Quei piaceri, tuttavia, non rimasero confinati ai salotti e alle aste di cui erano assidui frequentatori, ma si trasformarono presto in un’impresa di ampio respiro: dal 1848 prese avvio un florido commercio di botti colme di vino spagnolo che dalla Penisola raggiungevano l’Inghilterra, per poi proseguire verso Cuba e il Messico, aprendo a Murrieta le porte dei mercati più dinamici del tempo. Fu proprio questa intensa attività internazionale a consolidare relazioni, visione e ambizione, spingendolo a tentare la conquista in prima persona. Nel 1852 acquisì una tenuta nei pressi di Logroño, allora capoluogo della giovane comunità della Rioja: la Finca Ygay, nucleo originario di quello che sarebbe divenuto, nel 1878, il marchio Marqués de Murrieta. Un’ascesa suggellata anche sul piano simbolico, con il conferimento del titolo nobiliare da parte di Amedeo di Savoia e la successiva ratifica di Isabella II di Borbone, prima e unica regina regnante di Spagna — consacrazione definitiva di un uomo che aveva trasformato visione, commercio e territorio in storia.

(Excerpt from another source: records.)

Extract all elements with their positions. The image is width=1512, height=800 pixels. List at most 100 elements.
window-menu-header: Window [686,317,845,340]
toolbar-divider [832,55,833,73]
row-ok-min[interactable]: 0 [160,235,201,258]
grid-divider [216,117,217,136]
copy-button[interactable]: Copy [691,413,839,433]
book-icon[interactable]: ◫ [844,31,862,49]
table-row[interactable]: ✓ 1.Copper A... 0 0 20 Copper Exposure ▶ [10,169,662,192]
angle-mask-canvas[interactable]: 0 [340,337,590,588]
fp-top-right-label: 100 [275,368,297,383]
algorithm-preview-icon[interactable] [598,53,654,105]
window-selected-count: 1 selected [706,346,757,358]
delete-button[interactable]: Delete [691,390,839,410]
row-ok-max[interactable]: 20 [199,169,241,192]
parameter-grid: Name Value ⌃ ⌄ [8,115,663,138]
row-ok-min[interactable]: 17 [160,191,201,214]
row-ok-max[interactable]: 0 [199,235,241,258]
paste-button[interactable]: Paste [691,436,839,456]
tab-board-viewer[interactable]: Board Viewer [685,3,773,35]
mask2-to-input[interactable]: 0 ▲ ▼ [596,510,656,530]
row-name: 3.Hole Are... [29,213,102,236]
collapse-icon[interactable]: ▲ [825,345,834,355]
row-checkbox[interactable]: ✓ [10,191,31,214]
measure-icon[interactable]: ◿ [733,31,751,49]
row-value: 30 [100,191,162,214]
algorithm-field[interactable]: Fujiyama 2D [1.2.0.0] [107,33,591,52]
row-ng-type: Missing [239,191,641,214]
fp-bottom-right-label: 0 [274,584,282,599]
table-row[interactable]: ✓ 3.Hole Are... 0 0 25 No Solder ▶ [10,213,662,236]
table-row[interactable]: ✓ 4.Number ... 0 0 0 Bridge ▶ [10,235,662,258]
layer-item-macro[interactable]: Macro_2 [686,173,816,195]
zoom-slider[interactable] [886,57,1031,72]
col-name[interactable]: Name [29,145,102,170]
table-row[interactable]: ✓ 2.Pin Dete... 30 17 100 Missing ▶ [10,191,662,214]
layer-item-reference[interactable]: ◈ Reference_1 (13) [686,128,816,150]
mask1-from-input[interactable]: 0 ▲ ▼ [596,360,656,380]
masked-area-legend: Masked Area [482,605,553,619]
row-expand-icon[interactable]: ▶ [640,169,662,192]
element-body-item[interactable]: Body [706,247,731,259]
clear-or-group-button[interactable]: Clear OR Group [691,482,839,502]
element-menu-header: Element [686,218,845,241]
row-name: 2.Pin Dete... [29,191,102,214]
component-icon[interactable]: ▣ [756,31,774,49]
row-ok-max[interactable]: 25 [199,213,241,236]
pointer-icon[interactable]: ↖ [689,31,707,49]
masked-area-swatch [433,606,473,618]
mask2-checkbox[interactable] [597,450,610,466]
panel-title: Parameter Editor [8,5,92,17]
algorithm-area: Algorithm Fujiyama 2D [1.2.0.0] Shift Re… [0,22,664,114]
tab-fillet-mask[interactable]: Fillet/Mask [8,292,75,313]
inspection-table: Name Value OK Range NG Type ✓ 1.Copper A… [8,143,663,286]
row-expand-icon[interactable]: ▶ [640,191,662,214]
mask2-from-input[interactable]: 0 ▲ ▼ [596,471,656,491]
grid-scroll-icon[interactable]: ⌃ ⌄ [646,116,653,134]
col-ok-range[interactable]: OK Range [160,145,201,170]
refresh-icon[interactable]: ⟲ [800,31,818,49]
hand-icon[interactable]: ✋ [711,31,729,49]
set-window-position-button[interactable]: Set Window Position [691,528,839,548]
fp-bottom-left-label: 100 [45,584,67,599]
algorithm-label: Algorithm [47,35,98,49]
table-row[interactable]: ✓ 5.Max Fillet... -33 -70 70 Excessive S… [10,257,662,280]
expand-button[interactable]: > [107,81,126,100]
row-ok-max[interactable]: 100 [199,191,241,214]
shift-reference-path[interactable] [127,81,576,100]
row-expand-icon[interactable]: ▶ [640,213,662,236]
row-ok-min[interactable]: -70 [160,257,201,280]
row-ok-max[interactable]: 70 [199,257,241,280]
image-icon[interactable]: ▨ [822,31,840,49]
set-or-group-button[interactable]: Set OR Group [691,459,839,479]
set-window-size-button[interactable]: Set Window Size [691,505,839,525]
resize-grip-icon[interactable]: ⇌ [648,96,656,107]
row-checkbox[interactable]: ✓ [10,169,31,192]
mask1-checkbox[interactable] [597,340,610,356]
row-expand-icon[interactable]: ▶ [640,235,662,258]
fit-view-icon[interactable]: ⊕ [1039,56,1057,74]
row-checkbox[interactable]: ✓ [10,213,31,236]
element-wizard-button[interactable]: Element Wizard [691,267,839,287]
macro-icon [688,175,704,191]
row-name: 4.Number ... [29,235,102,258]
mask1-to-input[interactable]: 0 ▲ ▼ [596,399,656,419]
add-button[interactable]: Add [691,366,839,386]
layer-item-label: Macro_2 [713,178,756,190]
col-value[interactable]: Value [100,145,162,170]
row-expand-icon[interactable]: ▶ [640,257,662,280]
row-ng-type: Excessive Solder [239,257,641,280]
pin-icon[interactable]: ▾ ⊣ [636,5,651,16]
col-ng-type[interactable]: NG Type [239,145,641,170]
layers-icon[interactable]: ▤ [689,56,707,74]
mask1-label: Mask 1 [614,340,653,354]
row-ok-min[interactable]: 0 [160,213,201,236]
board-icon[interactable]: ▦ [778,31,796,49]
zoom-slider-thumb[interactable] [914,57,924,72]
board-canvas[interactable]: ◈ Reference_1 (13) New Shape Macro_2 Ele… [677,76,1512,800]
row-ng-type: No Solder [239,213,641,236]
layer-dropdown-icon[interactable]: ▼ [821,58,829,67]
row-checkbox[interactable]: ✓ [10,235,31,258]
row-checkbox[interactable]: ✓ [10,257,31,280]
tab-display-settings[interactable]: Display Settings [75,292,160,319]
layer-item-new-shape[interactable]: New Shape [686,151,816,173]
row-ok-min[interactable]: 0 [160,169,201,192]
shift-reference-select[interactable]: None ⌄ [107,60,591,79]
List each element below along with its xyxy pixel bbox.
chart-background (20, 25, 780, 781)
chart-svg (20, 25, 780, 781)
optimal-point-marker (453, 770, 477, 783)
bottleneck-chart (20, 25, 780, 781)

L’azienda prospererà durante tutto l’arco della vita di Luciano e oltre, e di certo fino al 1977 quando il successore Vicente Dalmau Cebrián-Sagarriga ne consolida stile e vocazione, facendone il punto di riferimento per l’intera identità vitivinicola iberica: 300 ettari di vigneti tra Rioja Baja e Rioja Alta e uno stile che riesce solennemente a imporsi come l’impossibile punto di congiunzione tra un inamovibile tradizionalismo e una disinvolta avanguardia, riversato nei vini dalla talentuosissima enologa María Vargas, in cantina dal 2000.

1973 Etiqueta Blanca Marques de Murrieta Ygay
Quando si ha il privilegio di poter assaggiare un vecchio Rioja, in particolare un Rioja di scuola classica, forse è il caso di ricordare che parliamo di un vino lontano da ogni idea di concentrazione moderna. Qui la grandezza non sta nella potenza, ma nella profondità evolutiva e nella capacità di mantenere tensione anche dopo svariati decenni, in particolare quando parliamo dei vini della cantina Marqués de Murrieta della Tenuta Ygay. Sono vini che non impressionano per volume, ma per coerenza, equilibrio e integrità aromatica. Tra l’altro se l’”Etiqueta Roja” incarnava il grande Rioja classico di Murrieta, l’”Etiqueta Blanca” ne rappresentava l’apice qualitativo: selezione più rigorosa, affinamento più esteso, vocazione dichiarata alla longevità.
Il 1973 Etiqueta Blanca Marques de Murrieta Ygay è un esempio tangibile dell’eleganza, della solidità e della coerenza che caratterizzano la cantina Marqués de Murrieta. Il vino esalta l’incredibile personalità della tenuta Ygay e racchiude tutto ciò che accade lì durante il ciclo di crescita. Ottenuto da uve Tempranillo, Mazuelo, Graciano e Garnacha, ogni varietà contribuisce con la propria personalità a creare un vino equilibrato dopo l’invecchiamento in botte.
Il vino si presenta di un colore granato profondo con riflessi ambrati. Il naso è ampio, stratificato, di grande eleganza terziaria: arancia candita, scorza di pompelmo, ciliegia sotto spirito, cuoio fine, foglia di tabacco, cera d’api, tè nero, spezie dolci e un accenno balsamico-resinoso. Con l’ossigenazione emergono note di nocciola tostata, legno antico e una sottile traccia eterea. Al palato è sorprendentemente vivo. L’attacco è setoso, ma subito sostenuto da un’acidità ancora vibrante che ne preserva lo slancio. La struttura è pienamente risolta: tannini completamente fusi, trama finissima, nessuna asperità. Il sorso è lungo, armonico, con una persistenza che richiama agrume candito, spezia e una leggera salinità finale. E’ un gran vino che dimostra che la tradizione riojana, quando sostenuta da materia prima e pazienza, può produrre vini di straordinaria longevità. Non è un vino “nostalgico”: è un vino ancora vivo, capace di parlare con lucidità e precisione.